Michael Saylor, the founder of Strategy, predicts that Bitcoin could reach a value of $13 million per coin by 2045. In a discussion with Natalie Brunell, Saylor expressed his belief that Bitcoin will become the leading reserve asset for corporate treasuries, surpassing traditional commodities like gold, cash, and bonds.
He argued that corporations can achieve substantial returns over time by maintaining fixed-rate debt and using their profits to purchase Bitcoin.
Saylor feels low-profile publicly traded firms are turning to Bitcoin to boost their digital balance sheet and cement their positions with investors. As a recent follower of MicroStrategy’s approach, Saylor highlighted looking at Meta Planet, a Japanese company. Saylor said firms are shifting to Bitcoin because the S&P 500 is outpacing outdated financial products such as stock repurchasing and cash hoarding.
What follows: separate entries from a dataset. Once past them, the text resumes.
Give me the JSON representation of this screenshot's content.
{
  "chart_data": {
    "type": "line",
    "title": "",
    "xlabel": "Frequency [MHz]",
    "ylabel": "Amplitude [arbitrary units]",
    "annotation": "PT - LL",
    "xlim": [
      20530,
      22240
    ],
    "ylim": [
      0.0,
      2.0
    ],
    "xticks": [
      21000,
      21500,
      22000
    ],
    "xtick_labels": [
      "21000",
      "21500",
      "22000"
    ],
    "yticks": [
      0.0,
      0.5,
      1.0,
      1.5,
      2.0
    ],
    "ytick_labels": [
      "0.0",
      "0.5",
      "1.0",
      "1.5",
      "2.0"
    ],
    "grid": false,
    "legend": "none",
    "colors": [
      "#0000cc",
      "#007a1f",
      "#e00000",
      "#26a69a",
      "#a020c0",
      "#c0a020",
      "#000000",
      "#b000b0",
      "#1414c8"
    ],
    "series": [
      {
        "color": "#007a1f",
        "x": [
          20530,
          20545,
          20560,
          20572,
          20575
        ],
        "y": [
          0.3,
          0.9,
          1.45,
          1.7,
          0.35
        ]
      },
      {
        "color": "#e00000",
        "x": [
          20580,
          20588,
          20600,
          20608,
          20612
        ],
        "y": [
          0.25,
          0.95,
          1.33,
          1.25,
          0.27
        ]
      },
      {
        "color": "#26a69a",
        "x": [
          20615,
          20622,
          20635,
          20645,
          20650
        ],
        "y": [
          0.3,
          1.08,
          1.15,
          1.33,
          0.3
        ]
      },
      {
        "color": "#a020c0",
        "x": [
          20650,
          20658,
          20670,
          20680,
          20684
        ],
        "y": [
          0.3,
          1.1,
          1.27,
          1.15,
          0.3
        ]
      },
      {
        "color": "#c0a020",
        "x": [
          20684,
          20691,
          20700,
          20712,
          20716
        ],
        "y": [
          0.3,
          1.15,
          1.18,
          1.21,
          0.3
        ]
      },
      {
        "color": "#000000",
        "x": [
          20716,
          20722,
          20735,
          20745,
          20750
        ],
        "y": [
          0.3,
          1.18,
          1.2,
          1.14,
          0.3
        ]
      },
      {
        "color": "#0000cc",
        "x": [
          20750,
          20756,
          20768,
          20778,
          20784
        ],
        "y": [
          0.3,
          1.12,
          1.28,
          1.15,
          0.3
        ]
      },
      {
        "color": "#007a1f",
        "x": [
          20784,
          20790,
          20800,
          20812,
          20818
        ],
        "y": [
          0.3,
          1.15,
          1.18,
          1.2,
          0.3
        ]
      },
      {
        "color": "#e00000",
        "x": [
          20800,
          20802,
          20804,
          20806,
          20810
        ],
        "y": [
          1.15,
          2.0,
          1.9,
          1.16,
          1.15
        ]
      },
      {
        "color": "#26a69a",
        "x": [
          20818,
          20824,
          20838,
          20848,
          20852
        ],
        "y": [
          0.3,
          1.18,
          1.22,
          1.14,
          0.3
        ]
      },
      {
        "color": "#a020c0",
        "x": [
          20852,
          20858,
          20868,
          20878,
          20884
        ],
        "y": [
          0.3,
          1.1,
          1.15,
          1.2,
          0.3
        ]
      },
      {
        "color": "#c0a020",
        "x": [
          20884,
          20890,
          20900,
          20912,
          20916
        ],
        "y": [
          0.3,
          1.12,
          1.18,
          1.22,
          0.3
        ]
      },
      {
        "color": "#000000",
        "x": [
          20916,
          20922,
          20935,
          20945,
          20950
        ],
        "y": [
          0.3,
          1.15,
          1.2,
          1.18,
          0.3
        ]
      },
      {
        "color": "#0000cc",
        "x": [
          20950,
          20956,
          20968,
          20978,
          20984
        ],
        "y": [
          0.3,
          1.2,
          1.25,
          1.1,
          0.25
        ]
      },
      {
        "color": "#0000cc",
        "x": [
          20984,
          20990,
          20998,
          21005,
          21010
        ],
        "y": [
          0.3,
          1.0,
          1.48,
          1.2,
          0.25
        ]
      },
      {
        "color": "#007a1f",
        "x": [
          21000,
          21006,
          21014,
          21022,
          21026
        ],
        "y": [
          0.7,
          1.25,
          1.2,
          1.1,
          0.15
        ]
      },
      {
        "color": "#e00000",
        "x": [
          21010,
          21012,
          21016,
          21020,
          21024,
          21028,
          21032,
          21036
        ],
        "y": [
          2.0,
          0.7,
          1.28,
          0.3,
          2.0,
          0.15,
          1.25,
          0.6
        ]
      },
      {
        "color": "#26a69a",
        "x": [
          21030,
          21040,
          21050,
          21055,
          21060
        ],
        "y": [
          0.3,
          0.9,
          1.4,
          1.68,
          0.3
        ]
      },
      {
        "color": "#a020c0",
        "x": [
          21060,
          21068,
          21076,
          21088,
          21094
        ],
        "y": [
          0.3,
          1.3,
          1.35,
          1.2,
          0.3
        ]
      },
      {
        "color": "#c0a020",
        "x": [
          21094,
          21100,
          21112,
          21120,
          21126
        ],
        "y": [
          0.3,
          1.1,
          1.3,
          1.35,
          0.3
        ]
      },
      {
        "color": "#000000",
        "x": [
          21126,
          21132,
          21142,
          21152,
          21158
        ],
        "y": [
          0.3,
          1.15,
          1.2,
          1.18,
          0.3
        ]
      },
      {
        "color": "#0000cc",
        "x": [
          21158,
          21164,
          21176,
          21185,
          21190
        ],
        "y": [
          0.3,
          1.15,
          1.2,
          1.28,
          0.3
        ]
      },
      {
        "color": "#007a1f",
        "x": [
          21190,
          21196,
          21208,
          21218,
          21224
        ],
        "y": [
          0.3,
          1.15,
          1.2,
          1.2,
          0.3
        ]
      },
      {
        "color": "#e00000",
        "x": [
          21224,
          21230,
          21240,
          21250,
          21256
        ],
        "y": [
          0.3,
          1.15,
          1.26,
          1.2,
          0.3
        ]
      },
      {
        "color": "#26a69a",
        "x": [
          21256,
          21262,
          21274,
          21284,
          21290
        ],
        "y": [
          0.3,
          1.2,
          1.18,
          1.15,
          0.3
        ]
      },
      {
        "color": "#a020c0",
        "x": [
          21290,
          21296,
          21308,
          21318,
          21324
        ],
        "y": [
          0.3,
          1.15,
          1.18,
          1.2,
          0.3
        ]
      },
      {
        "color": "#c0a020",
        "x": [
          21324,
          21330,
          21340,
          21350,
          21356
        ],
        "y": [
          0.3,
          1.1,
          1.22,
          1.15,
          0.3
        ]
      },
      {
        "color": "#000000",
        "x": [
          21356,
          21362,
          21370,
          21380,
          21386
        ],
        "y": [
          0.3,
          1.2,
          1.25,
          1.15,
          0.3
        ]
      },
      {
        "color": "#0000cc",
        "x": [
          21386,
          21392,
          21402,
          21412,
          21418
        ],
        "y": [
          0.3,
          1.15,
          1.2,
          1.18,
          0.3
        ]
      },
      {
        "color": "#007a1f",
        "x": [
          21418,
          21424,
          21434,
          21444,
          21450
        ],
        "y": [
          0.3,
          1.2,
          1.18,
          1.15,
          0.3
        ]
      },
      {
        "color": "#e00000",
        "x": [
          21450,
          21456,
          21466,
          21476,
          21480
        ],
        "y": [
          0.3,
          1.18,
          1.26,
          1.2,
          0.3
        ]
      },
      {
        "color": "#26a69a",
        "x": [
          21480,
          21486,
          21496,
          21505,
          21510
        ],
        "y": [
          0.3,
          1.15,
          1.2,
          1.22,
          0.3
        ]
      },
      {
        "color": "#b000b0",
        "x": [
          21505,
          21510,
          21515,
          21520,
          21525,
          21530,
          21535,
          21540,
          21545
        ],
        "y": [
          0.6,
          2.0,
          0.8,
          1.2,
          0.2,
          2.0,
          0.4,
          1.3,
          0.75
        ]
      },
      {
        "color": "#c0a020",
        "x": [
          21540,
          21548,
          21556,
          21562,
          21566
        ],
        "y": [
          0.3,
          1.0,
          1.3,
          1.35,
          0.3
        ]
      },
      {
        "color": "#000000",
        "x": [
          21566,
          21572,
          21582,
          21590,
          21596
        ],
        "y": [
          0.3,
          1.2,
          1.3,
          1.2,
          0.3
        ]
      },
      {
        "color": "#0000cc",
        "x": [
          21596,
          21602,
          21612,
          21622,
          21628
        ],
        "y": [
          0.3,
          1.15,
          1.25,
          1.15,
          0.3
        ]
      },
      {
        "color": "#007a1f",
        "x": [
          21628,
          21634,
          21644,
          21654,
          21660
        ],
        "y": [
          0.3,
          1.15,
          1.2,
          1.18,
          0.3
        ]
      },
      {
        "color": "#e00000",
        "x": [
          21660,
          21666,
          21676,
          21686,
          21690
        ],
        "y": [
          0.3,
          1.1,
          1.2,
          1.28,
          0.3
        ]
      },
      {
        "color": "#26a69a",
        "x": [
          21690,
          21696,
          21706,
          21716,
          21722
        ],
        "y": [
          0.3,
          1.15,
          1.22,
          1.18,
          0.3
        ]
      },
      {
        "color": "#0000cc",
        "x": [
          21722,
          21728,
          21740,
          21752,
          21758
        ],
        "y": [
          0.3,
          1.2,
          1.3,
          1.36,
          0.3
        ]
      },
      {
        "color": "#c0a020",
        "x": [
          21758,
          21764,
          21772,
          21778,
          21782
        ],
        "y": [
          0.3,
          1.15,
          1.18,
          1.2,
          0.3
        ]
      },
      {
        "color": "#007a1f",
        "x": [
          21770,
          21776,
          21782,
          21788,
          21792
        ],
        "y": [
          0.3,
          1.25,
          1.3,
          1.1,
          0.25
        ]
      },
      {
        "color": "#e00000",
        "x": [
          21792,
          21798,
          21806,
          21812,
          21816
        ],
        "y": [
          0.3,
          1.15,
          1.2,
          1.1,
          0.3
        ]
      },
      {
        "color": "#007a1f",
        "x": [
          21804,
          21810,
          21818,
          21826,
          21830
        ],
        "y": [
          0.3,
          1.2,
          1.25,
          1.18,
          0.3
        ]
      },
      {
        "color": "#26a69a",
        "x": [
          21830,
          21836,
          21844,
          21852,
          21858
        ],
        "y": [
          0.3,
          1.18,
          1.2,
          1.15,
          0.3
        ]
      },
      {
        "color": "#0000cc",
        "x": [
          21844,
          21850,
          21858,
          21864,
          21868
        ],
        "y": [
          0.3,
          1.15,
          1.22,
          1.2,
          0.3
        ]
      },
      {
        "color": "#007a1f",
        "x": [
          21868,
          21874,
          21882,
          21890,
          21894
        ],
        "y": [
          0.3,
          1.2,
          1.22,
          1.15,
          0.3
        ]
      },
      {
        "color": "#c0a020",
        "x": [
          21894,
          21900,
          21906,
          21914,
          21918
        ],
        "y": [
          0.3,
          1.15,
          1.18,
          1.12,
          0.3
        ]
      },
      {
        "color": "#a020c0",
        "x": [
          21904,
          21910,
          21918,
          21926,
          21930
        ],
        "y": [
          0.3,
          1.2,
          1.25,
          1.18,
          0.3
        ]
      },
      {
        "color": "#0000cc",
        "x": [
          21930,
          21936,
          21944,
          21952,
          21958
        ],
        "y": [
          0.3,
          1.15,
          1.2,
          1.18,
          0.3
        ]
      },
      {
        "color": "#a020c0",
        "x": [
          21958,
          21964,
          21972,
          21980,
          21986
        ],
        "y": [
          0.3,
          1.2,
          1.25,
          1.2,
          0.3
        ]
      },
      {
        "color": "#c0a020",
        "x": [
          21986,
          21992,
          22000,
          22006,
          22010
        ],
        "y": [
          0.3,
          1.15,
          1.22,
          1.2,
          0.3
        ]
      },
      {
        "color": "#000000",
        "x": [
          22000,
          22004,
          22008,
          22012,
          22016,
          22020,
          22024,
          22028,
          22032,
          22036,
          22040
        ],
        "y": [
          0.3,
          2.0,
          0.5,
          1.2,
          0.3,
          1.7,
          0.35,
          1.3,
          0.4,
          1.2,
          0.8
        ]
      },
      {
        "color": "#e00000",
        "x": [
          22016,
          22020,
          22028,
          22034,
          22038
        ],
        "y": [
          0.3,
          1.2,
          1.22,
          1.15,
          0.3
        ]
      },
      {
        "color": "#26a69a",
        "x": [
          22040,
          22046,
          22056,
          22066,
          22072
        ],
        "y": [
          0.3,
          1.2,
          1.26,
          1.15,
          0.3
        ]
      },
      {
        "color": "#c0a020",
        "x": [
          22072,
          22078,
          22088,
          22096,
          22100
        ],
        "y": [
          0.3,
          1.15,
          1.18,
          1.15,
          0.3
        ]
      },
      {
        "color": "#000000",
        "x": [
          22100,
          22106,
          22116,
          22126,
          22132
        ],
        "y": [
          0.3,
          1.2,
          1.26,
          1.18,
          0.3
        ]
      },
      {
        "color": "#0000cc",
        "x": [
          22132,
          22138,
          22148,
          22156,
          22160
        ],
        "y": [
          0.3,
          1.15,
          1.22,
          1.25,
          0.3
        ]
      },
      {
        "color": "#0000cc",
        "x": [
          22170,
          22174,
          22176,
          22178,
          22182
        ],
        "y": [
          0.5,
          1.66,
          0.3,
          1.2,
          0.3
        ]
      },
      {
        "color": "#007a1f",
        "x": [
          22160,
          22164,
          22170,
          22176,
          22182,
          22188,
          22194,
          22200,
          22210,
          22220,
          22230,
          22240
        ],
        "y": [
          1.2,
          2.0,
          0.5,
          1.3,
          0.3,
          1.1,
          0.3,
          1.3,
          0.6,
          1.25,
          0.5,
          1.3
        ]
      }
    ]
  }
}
In addition to Bitcoin purchases, Strategy is releasing a broad array of financial products to increase access to the cryptocurrency. As a perpetual preferred stock, Strife provides investors with a guaranteed 10% interest rate backed by Bitcoin collateral, ideal for steady income seekers. There is also ‘Strike,’ which provides 8% income with intended exposure to Bitcoin's upside, perfect for risk-averse investors.
Saylor introduced BitBonds as a form of bond underwritten by Bitcoin that he believes has potential appeal to companies and nations willing to diversify their methods of raising finances. Strategy says BitBonds' wide use would depend on clear regulations and the availability of leaders willing to use these instruments.
While Bitcoin continues to be valued at approximately $103,000, Saylor attributed the valuation level to profit selling, which was still occurring at failed firms such as FTX and still took a toll on the market's growth. He observed that corporate and ETF purchases by institutional investors are slowly building the groundwork for long-term demand for cryptocurrency.
Saylor advised individual investors to focus on building up their Bitcoin instead of trying to time the market. He proposed staying employed, using cheap debt, and buying the asset slowly. According to Saylor, Bitcoin's value proposition is not waning, although there is market volatility. He attributed it to the Bitcoin rally from $4,000 in 2020, which has been shown to beat tech stocks and conventional commodities as the outperforming asset class.